The company has plenty of room for growth in the data center market. According to a March server market report from Gartner, in the fourth quarter of 2016 Lenovo made a fifth place showing, based on revenue, with a 6.4 percent market share. This was down from a same-time-the-previous-year share of 7.5 percent, representing a 16.7 percent drop in server revenue.
But Lenovo now seems to be going the extra mile in its bid to gain data center traction. ThinkSystems represents the first major upgrade to its server portfolio since it acquired IBM's x86 server business more than three years ago, and includes multiple new server lines, storage systems, and the ThinkSystem RackSwitch line, which is designed to ease the deployment of hybrid cloud data centers. Indeed, all of Lenovo's new offerings seem to spin around making things easier on data center operators.
The new servers are an assortment of top-of-the-line next generation products designed for a variety of use cases. The most noteworthy feature, however, might be the inclusion of a built-in management tool, XClarity Controller, that runs on its own dedicated microprocessor. "We kept getting feedback from our clients about how as servers are getting more complicated and richer, they're taking longer to boot," Amini said. "With XClairity Controller, we're doing 2X faster boots to OS, from gen to gen, and we're getting 6X faster firmware updates on our server."

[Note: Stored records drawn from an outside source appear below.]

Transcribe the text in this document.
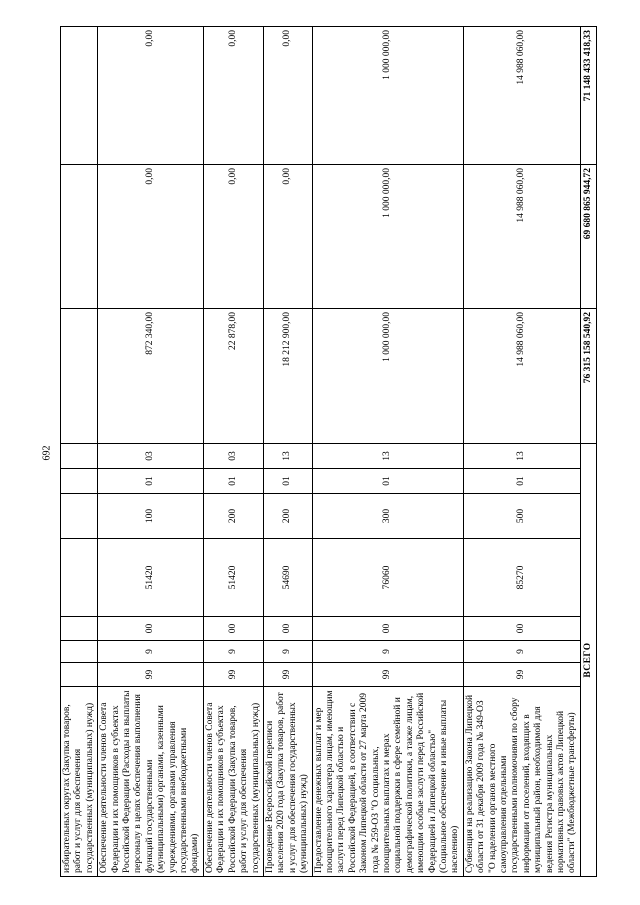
692
избирательных округах (Закупка товаров, работ и услуг для обеспечения государственных (муниципальных) нужд)										
Обеспечение деятельности членов Совета Федерации и их помощников в субъектах Российской Федерации (Расходы на выплаты персоналу в целях обеспечения выполнения функций государственными (муниципальными) органами, казенными учреждениями, органами управления государственными внебюджетными фондами)	99	9	00	51420	100	01	03	872 340,00	0,00	0,00
Обеспечение деятельности членов Совета Федерации и их помощников в субъектах Российской Федерации (Закупка товаров, работ и услуг для обеспечения государственных (муниципальных) нужд)	99	9	00	51420	200	01	03	22 878,00	0,00	0,00
Проведение Всероссийской переписи населения 2020 года (Закупка товаров, работ и услуг для обеспечения государственных (муниципальных) нужд)	99	9	00	54690	200	01	13	18 212 900,00	0,00	0,00
Предоставление денежных выплат и мер поощрительного характера лицам, имеющим заслуги перед Липецкой областью и Российской Федерацией, в соответствии с Законом Липецкой области от 27 марта 2009 года № 259-ОЗ "О социальных, поощрительных выплатах и мерах социальной поддержки в сфере семейной и демографической политики, а также лицам, имеющим особые заслуги перед Российской Федерацией и Липецкой областью" (Социальное обеспечение и иные выплаты населению)	99	9	00	76060	300	01	13	1 000 000,00	1 000 000,00	1 000 000,00
Субвенция на реализацию Закона Липецкой области от 31 декабря 2009 года № 349-ОЗ "О наделении органов местного самоуправления отдельными государственными полномочиями по сбору информации от поселений, входящих в муниципальный район, необходимой для ведения Регистра муниципальных нормативных правовых актов Липецкой области" (Межбюджетные трансферты)	99	9	00	85270	500	01	13	14 988 060,00	14 988 060,00	14 988 060,00
ВСЕГО								76 315 158 540,92	69 680 865 944,72	71 148 433 418,33
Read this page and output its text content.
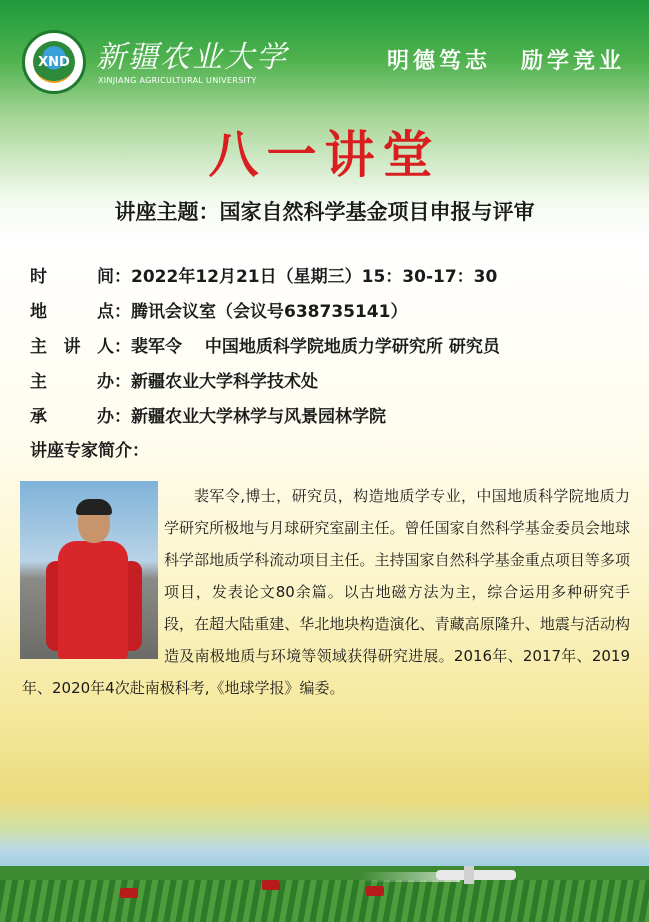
XND 新疆农业大学
XINJIANG AGRICULTURAL UNIVERSITY
明德笃志 励学竞业
八一讲堂
讲座主题：国家自然科学基金项目申报与评审
时　　间：2022年12月21日（星期三）15：30-17：30
地　　点：腾讯会议室（会议号638735141）
主 讲 人：裴军令　 中国地质科学院地质力学研究所 研究员
主　　办：新疆农业大学科学技术处
承　　办：新疆农业大学林学与风景园林学院
讲座专家简介：

裴军令,博士，研究员，构造地质学专业，中国地质科学院地质力学研究所极地与月球研究室副主任。曾任国家自然科学基金委员会地球科学部地质学科流动项目主任。主持国家自然科学基金重点项目等多项项目，发表论文80余篇。以古地磁方法为主，综合运用多种研究手段，在超大陆重建、华北地块构造演化、青藏高原隆升、地震与活动构造及南极地质与环境等领域获得研究进展。2016年、2017年、2019年、2020年4次赴南极科考,《地球学报》编委。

The feature isn't only about shortening boot time and firmware updates, but provides graphical real time access to manage everything from configuration to deployments on bare metal or virtual environments. "It's very easy to consume. You don't need to have a Ph.D. in management software to learn it, understand it, and actually use it. It's really targeted to drive faster access to the server itself."
This is an addition to Lenovo's existing XClarity line that includes XClarity Administrator, which offers similar functionalities but on a different scale.

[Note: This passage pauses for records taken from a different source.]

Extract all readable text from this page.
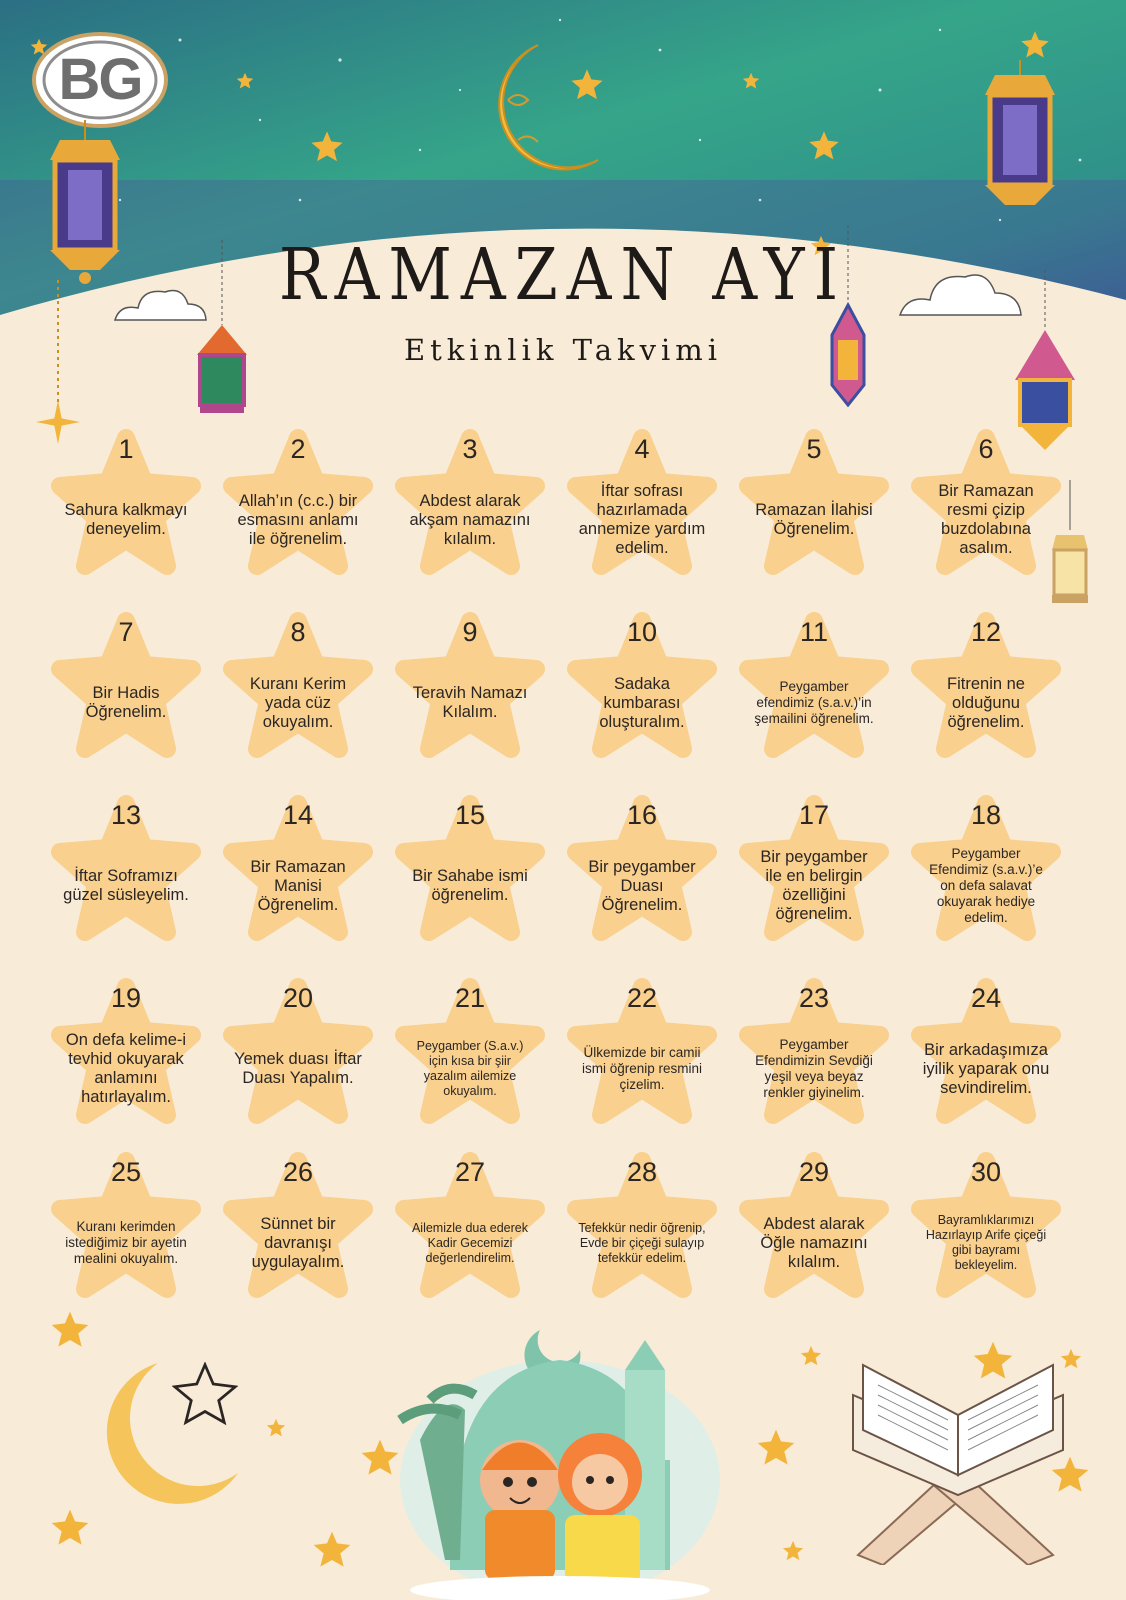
BG
RAMAZAN AYI
Etkinlik Takvimi
1
Sahura kalkmayı deneyelim.
2
Allah’ın (c.c.) bir esmasını anlamı ile öğrenelim.
3
Abdest alarak akşam namazını kılalım.
4
İftar sofrası hazırlamada annemize yardım edelim.
5
Ramazan İlahisi Öğrenelim.
6
Bir Ramazan resmi çizip buzdolabına asalım.
7
Bir Hadis Öğrenelim.
8
Kuranı Kerim yada cüz okuyalım.
9
Teravih Namazı Kılalım.
10
Sadaka kumbarası oluşturalım.
11
Peygamber efendimiz (s.a.v.)’in şemailini öğrenelim.
12
Fitrenin ne olduğunu öğrenelim.
13
İftar Soframızı güzel süsleyelim.
14
Bir Ramazan Manisi Öğrenelim.
15
Bir Sahabe ismi öğrenelim.
16
Bir peygamber Duası Öğrenelim.
17
Bir peygamber ile en belirgin özelliğini öğrenelim.
18
Peygamber Efendimiz (s.a.v.)’e on defa salavat okuyarak hediye edelim.
19
On defa kelime-i tevhid okuyarak anlamını hatırlayalım.
20
Yemek duası İftar Duası Yapalım.
21
Peygamber (S.a.v.) için kısa bir şiir yazalım ailemize okuyalım.
22
Ülkemizde bir camii ismi öğrenip resmini çizelim.
23
Peygamber Efendimizin Sevdiği yeşil veya beyaz renkler giyinelim.
24
Bir arkadaşımıza iyilik yaparak onu sevindirelim.
25
Kuranı kerimden istediğimiz bir ayetin mealini okuyalım.
26
Sünnet bir davranışı uygulayalım.
27
Ailemizle dua ederek Kadir Gecemizi değerlendirelim.
28
Tefekkür nedir öğrenip, Evde bir çiçeği sulayıp tefekkür edelim.
29
Abdest alarak Öğle namazını kılalım.
30
Bayramlıklarımızı Hazırlayıp Arife çiçeği gibi bayramı bekleyelim.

"XClarity Controller is based on the server, a one-to-one management," Amini explained. "XClarity Admin is one-to-many, [including] not only servers but storage and networking management. It's a virtual machine that you can put anywhere in your data center -- it can run on a laptop, for example, or a server running VMs. We try to make it very easy to deploy, because we know that clients vary. An SMB client to a cloud service provider to a large enterprise or managed service provider -- all do their stuff differently."
Also, he points out, because XClarity Admin is a software-based solution, users don't have to purchase expensive switches or hardware to manage multiple devices as they might with some other server makers.
Of the new servers being introduced by Lenovo, perhaps the most interesting is the ThinkAgile SX for Microsoft Azure Stack. As the name implies, this offering is designed to be a turnkey solution for companies wanting to incorporate the public cloud, specifically Microsoft Azure, into an on-prem private cloud.
"It comes racked, cabled and configured," Amini said. "The customer hooks up the power. The customer -- or our service reps that are there, depending on the customer's expertise -- hooks up the networking. You set up your security and your IP settings and the platform is running."
The problem with this one is that it's narrowly focused on Microsoft Azure. Connections with other public cloud providers are possible only by going through Azure Stack, which means there's more than just a small amount of vendor lock-in. There might be a problem getting that to fly.